Adicionalmente, as próprias organizações de checagem de fatos têm sido alvo de campanhas de desinformação. Grupos políticos, em especial da extrema direita, propagam a retórica de que a checagem é parte de um projeto autoritário, classificando-a como uma grande teoria da conspiração. Nalon reitera que o trabalho dessas organizações não se configura como censura, mas sim como uma prática jornalística legítima, fundamentada no contraditório, na liberdade de imprensa e na liberdade de expressão.

Inovação e Reinvenção: Os Próximos Passos

Comemorando uma década de existência, a Agência Lupa está se preparando para uma significativa reformulação em seu portal, prevista para ser concluída até dezembro. O projeto incluirá a introdução de novas ferramentas e iniciativas. Um dos pontos focais de sua cobertura para o ano corrente será a 30ª Conferência das Nações Unidas sobre Mudanças Climáticas (COP 30), a ser realizada em Belém. Para essa cobertura, a Lupa lançará um selo específico, o “Lupa no Clima”, dedicado à verificação de notícias falsas e ao negacionismo climático, demonstrando um compromisso com temas de impacto global.

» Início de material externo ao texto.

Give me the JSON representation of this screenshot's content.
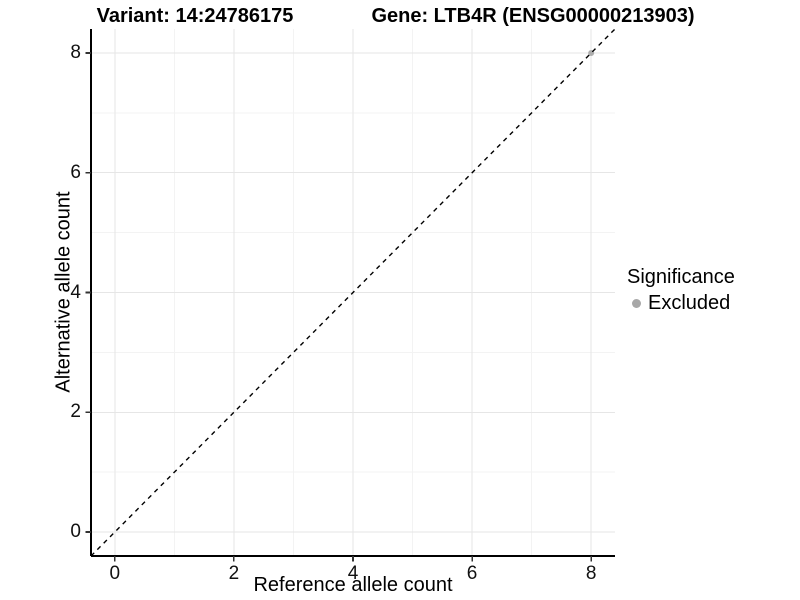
{
  "chart_data": {
    "type": "scatter",
    "title_left": "Variant: 14:24786175",
    "title_right": "Gene: LTB4R (ENSG00000213903)",
    "xlabel": "Reference allele count",
    "ylabel": "Alternative allele count",
    "xlim": [
      -0.4,
      8.4
    ],
    "ylim": [
      -0.4,
      8.4
    ],
    "x_ticks": [
      0,
      2,
      4,
      6,
      8
    ],
    "y_ticks": [
      0,
      2,
      4,
      6,
      8
    ],
    "x_minor_ticks": [
      1,
      3,
      5,
      7
    ],
    "y_minor_ticks": [
      1,
      3,
      5,
      7
    ],
    "grid": "major+minor",
    "series": [
      {
        "name": "Excluded",
        "marker": "circle",
        "size": 3,
        "color": "#aaaaaa",
        "points": [
          [
            8,
            8
          ]
        ]
      }
    ],
    "reference_line": {
      "kind": "identity y=x",
      "from": [
        -0.4,
        -0.4
      ],
      "to": [
        8.4,
        8.4
      ],
      "style": "dashed",
      "color": "#000000"
    },
    "legend": {
      "title": "Significance",
      "position": "right",
      "entries": [
        {
          "label": "Excluded",
          "color": "#a8a8a8",
          "marker": "circle"
        }
      ]
    },
    "colors": {
      "background": "#ffffff",
      "grid_major": "#e6e6e6",
      "grid_minor": "#f3f3f3",
      "axis_line": "#000000",
      "tick": "#333333",
      "text": "#000000"
    }
  }
}
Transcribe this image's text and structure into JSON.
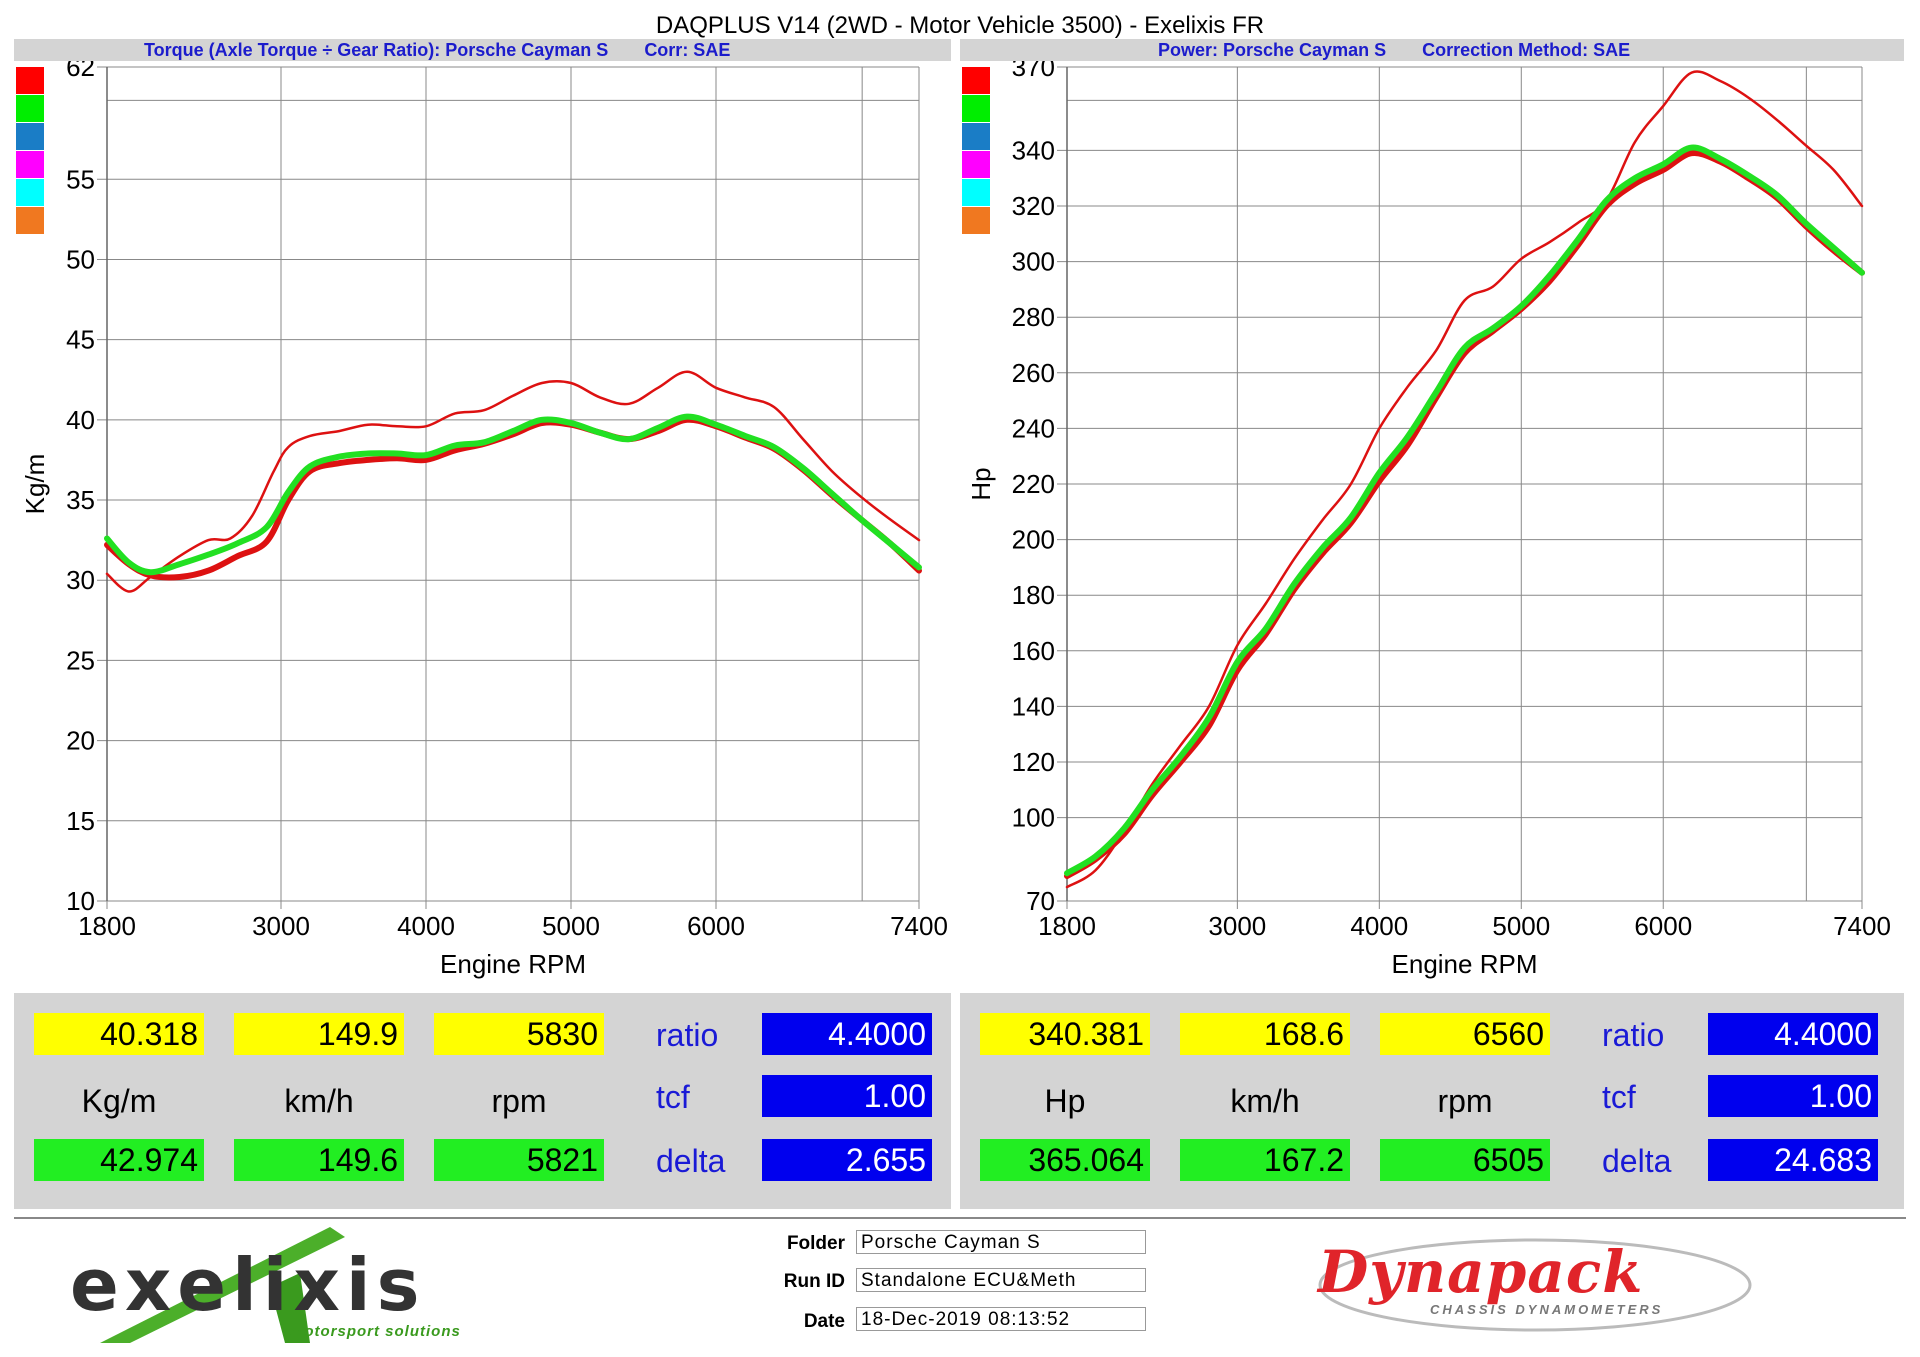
{
  "window": {
    "title": "DAQPLUS V14 (2WD - Motor Vehicle 3500) - Exelixis FR"
  },
  "left_panel": {
    "header_a": "Torque (Axle Torque ÷ Gear Ratio): Porsche Cayman S",
    "header_b": "Corr: SAE",
    "swatch_colors": [
      "#ff0000",
      "#00ee00",
      "#1a7dc6",
      "#ff00ff",
      "#00ffff",
      "#f07820"
    ],
    "readout": {
      "row1": [
        "40.318",
        "149.9",
        "5830"
      ],
      "units": [
        "Kg/m",
        "km/h",
        "rpm"
      ],
      "row2": [
        "42.974",
        "149.6",
        "5821"
      ],
      "params": [
        "ratio",
        "tcf",
        "delta"
      ],
      "param_values": [
        "4.4000",
        "1.00",
        "2.655"
      ]
    }
  },
  "right_panel": {
    "header_a": "Power: Porsche Cayman S",
    "header_b": "Correction Method: SAE",
    "swatch_colors": [
      "#ff0000",
      "#00ee00",
      "#1a7dc6",
      "#ff00ff",
      "#00ffff",
      "#f07820"
    ],
    "readout": {
      "row1": [
        "340.381",
        "168.6",
        "6560"
      ],
      "units": [
        "Hp",
        "km/h",
        "rpm"
      ],
      "row2": [
        "365.064",
        "167.2",
        "6505"
      ],
      "params": [
        "ratio",
        "tcf",
        "delta"
      ],
      "param_values": [
        "4.4000",
        "1.00",
        "24.683"
      ]
    }
  },
  "footer": {
    "logo_text": "exelixis",
    "logo_subtext": "motorsport solutions",
    "brand_logo_text": "Dynapack",
    "brand_logo_subtext": "CHASSIS DYNAMOMETERS",
    "folder_label": "Folder",
    "folder_value": "Porsche Cayman S",
    "runid_label": "Run ID",
    "runid_value": "Standalone ECU&Meth",
    "date_label": "Date",
    "date_value": "18-Dec-2019 08:13:52"
  },
  "chart_data": [
    {
      "type": "line",
      "title": "Torque (Axle Torque ÷ Gear Ratio): Porsche Cayman S",
      "xlabel": "Engine RPM",
      "ylabel": "Kg/m",
      "xlim": [
        1800,
        7400
      ],
      "ylim": [
        10,
        62
      ],
      "xticks": [
        1800,
        3000,
        4000,
        5000,
        6000,
        7400
      ],
      "yticks": [
        10,
        15,
        20,
        25,
        30,
        35,
        40,
        45,
        50,
        55,
        62
      ],
      "grid": true,
      "series": [
        {
          "color": "#dd1111",
          "width": 2.5,
          "x": [
            1800,
            1950,
            2100,
            2300,
            2500,
            2650,
            2800,
            2950,
            3050,
            3200,
            3400,
            3600,
            3800,
            4000,
            4200,
            4400,
            4600,
            4800,
            5000,
            5200,
            5400,
            5600,
            5800,
            6000,
            6200,
            6400,
            6600,
            6800,
            7000,
            7200,
            7400
          ],
          "y": [
            30.4,
            29.3,
            30.2,
            31.5,
            32.5,
            32.6,
            34.0,
            36.8,
            38.3,
            39.0,
            39.3,
            39.7,
            39.6,
            39.6,
            40.4,
            40.6,
            41.5,
            42.3,
            42.3,
            41.4,
            41.0,
            42.0,
            43.0,
            42.0,
            41.4,
            40.8,
            38.8,
            36.8,
            35.2,
            33.8,
            32.5
          ]
        },
        {
          "color": "#dd1111",
          "width": 6,
          "x": [
            1800,
            1950,
            2100,
            2300,
            2500,
            2700,
            2900,
            3050,
            3200,
            3400,
            3600,
            3800,
            4000,
            4200,
            4400,
            4600,
            4800,
            5000,
            5200,
            5400,
            5600,
            5800,
            6000,
            6200,
            6400,
            6600,
            6800,
            7000,
            7200,
            7400
          ],
          "y": [
            32.2,
            31.0,
            30.3,
            30.2,
            30.6,
            31.5,
            32.4,
            35.0,
            36.8,
            37.3,
            37.5,
            37.6,
            37.5,
            38.1,
            38.5,
            39.1,
            39.8,
            39.7,
            39.2,
            38.8,
            39.3,
            40.0,
            39.6,
            38.9,
            38.2,
            36.9,
            35.3,
            33.8,
            32.3,
            30.6
          ]
        },
        {
          "color": "#22e022",
          "width": 6,
          "x": [
            1800,
            1950,
            2100,
            2300,
            2500,
            2700,
            2900,
            3050,
            3200,
            3400,
            3600,
            3800,
            4000,
            4200,
            4400,
            4600,
            4800,
            5000,
            5200,
            5400,
            5600,
            5800,
            6000,
            6200,
            6400,
            6600,
            6800,
            7000,
            7200,
            7400
          ],
          "y": [
            32.6,
            31.1,
            30.5,
            31.0,
            31.6,
            32.3,
            33.3,
            35.5,
            37.1,
            37.7,
            37.9,
            37.9,
            37.8,
            38.4,
            38.6,
            39.3,
            40.0,
            39.8,
            39.2,
            38.8,
            39.5,
            40.2,
            39.7,
            39.0,
            38.3,
            37.0,
            35.4,
            33.8,
            32.3,
            30.8
          ]
        }
      ]
    },
    {
      "type": "line",
      "title": "Power: Porsche Cayman S",
      "xlabel": "Engine RPM",
      "ylabel": "Hp",
      "xlim": [
        1800,
        7400
      ],
      "ylim": [
        70,
        370
      ],
      "xticks": [
        1800,
        3000,
        4000,
        5000,
        6000,
        7400
      ],
      "yticks": [
        70,
        100,
        120,
        140,
        160,
        180,
        200,
        220,
        240,
        260,
        280,
        300,
        320,
        340,
        370
      ],
      "grid": true,
      "series": [
        {
          "color": "#dd1111",
          "width": 2.5,
          "x": [
            1800,
            2000,
            2200,
            2400,
            2600,
            2800,
            3000,
            3200,
            3400,
            3600,
            3800,
            4000,
            4200,
            4400,
            4600,
            4800,
            5000,
            5200,
            5400,
            5600,
            5800,
            6000,
            6200,
            6400,
            6600,
            6800,
            7000,
            7200,
            7400
          ],
          "y": [
            75,
            81,
            95,
            112,
            126,
            140,
            162,
            177,
            193,
            207,
            220,
            240,
            255,
            268,
            286,
            291,
            301,
            307,
            314,
            322,
            343,
            356,
            368,
            365,
            359,
            351,
            342,
            333,
            320
          ]
        },
        {
          "color": "#dd1111",
          "width": 6,
          "x": [
            1800,
            2000,
            2200,
            2400,
            2600,
            2800,
            3000,
            3200,
            3400,
            3600,
            3800,
            4000,
            4200,
            4400,
            4600,
            4800,
            5000,
            5200,
            5400,
            5600,
            5800,
            6000,
            6200,
            6400,
            6600,
            6800,
            7000,
            7200,
            7400
          ],
          "y": [
            79,
            85,
            94,
            108,
            120,
            133,
            153,
            166,
            182,
            195,
            206,
            221,
            234,
            251,
            267,
            275,
            283,
            293,
            306,
            320,
            328,
            333,
            339,
            336,
            330,
            323,
            313,
            304,
            296
          ]
        },
        {
          "color": "#22e022",
          "width": 6,
          "x": [
            1800,
            2000,
            2200,
            2400,
            2600,
            2800,
            3000,
            3200,
            3400,
            3600,
            3800,
            4000,
            4200,
            4400,
            4600,
            4800,
            5000,
            5200,
            5400,
            5600,
            5800,
            6000,
            6200,
            6400,
            6600,
            6800,
            7000,
            7200,
            7400
          ],
          "y": [
            80,
            86,
            96,
            110,
            122,
            136,
            156,
            168,
            184,
            197,
            208,
            224,
            237,
            253,
            269,
            276,
            284,
            295,
            308,
            322,
            330,
            335,
            341,
            337,
            331,
            324,
            314,
            305,
            296
          ]
        }
      ]
    }
  ]
}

A diretora Natália Leal enfatiza a importância de uma constante atualização e criação de novos elementos para enfrentar os desafios inerentes ao desenvolvimento das plataformas de checagem e, assim, alcançar novos públicos. Além do mais, a crise de financiamento que assola o jornalismo impacta diretamente as agências de checagem, que são, por sua natureza, empreendimentos jornalísticos. Portanto, a diversificação do trabalho torna-se essencial não apenas para manter a relevância do negócio, mas também para atender a um público cada vez mais exposto à desinformação.

Em suma, as principais plataformas de checagem no Brasil chegam a seus dez anos em um processo contínuo de reinvenção. Leal expressa otimismo, destacando a capacidade de evolução tanto na metodologia de trabalho quanto na conexão com as pessoas. Esse é um ativo fundamental que, segundo ela, impulsionará essas organizações para frente, com a expectativa de que continuem seu valioso trabalho por muitos anos.